The world over, treasurers are seeking improved visibility and control over their data. After all, data is the lifeblood that drives corporate treasury success. Martin Bellin, Founder and CEO, BELLIN, believes that having a tool capable of aggregating that data “has exponential utility”. Is he right, and more to the point, does it really exist? In this executive interview, he explains his treasury worldview, talking freely of bridging the gap between corporations and the services they need.
Eleanor Hill, Editor, TMI (EH): Do you agree that treasurers are now truly ‘strategic players’ and, if so, how does that translate in today’s operating environment?
Martin Bellin (MB): Treasury’s role is undoubtedly becoming more significant as twin forces work together: liquidity management is rising in importance as markets become increasingly volatile; and at the same time, corporates are seeking to become more bank-agnostic. Over the past years, CFOs have learnt that there is a function within their organisations that can deliver on these demands – and more: treasury. As the collector and controller of financial information about the future of the company, even M&As and carve-outs, treasury’s promotion into the strategic heart of the finance department was perhaps inevitable.

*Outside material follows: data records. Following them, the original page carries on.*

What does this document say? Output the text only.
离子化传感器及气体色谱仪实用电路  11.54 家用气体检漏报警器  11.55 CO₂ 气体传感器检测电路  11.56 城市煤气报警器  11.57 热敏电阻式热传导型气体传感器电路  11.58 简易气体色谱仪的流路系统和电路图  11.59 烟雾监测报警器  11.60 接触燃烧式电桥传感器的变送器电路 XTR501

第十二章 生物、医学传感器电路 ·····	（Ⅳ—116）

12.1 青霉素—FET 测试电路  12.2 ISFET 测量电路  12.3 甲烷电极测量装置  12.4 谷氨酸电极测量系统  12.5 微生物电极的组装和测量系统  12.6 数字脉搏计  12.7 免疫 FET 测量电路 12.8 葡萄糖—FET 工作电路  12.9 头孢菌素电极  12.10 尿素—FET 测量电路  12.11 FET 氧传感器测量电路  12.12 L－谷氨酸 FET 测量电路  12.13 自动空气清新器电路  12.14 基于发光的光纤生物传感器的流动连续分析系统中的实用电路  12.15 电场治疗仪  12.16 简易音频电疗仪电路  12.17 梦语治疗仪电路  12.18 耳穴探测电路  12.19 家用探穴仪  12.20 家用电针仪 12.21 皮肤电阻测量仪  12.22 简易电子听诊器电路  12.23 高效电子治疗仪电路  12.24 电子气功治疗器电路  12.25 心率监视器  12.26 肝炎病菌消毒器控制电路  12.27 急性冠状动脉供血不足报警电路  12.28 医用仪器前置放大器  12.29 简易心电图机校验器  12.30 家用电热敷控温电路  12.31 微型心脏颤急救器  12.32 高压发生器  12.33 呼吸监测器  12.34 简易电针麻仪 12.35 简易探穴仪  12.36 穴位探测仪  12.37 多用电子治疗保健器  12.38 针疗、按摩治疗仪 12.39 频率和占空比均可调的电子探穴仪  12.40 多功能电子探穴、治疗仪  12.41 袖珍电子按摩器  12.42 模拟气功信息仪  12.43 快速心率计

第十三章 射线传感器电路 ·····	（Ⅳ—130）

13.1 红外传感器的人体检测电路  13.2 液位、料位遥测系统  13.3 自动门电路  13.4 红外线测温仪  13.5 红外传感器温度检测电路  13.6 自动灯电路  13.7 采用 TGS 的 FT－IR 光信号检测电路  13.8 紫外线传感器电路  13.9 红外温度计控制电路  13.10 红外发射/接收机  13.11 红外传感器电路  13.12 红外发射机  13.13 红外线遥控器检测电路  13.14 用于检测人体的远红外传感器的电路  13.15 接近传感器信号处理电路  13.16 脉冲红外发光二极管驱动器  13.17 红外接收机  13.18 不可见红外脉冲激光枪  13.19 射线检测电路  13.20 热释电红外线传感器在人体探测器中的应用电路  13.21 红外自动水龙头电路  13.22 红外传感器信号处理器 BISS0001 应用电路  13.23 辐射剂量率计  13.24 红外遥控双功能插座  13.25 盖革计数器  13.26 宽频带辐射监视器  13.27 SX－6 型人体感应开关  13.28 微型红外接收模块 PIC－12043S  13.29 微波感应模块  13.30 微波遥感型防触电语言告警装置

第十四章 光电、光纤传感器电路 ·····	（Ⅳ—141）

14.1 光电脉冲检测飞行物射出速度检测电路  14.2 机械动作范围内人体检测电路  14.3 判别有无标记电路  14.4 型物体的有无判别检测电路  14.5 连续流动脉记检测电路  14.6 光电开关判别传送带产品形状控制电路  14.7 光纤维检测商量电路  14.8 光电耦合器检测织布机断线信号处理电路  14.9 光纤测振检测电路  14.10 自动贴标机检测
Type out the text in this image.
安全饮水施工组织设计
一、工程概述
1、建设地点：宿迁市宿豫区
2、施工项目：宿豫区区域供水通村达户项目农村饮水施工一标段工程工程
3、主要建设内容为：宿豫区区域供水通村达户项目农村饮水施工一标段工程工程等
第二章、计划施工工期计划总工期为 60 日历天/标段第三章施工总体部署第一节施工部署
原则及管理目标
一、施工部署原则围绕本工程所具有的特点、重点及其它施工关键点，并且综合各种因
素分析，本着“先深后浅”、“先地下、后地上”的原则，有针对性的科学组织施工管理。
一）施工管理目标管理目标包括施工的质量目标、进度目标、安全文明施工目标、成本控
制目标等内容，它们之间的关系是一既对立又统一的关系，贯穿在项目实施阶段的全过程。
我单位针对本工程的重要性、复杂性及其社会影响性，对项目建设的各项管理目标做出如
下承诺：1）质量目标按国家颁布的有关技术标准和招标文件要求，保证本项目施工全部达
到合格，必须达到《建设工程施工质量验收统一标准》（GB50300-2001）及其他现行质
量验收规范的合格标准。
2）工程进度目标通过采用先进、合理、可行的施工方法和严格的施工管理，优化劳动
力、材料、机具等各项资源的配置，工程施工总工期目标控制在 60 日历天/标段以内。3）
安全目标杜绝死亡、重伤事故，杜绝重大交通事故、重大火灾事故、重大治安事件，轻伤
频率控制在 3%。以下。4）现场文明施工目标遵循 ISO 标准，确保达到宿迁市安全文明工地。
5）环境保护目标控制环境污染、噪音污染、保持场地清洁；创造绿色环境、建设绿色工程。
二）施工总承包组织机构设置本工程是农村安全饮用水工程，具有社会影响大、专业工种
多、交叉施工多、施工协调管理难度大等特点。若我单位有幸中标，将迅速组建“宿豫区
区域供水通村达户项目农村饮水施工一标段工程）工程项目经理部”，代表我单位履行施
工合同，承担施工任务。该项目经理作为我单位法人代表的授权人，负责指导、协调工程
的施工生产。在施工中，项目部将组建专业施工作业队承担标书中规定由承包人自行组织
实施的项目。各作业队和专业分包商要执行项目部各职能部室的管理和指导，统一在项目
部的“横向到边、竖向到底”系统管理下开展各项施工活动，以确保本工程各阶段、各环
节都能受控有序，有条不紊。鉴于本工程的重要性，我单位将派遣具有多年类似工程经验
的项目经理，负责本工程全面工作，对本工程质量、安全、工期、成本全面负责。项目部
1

Technology is part of that story and is playing a pivotal role in shaping the overall finance function. Routine accounting work can, and will, be automated. And while there are repetitive aspects of treasury that machines will perform more and more, treasury will always require strategic thinkers to anticipate the future. Being a great treasurer requires intuition and opinion as part of a wise decision-making process.
Of course, well-informed decisions also require the assimilation of vast pools of information. This is why, compared with other finance functions such as accounting, treasury is increasingly visible. In fact, treasury is a data gold mine.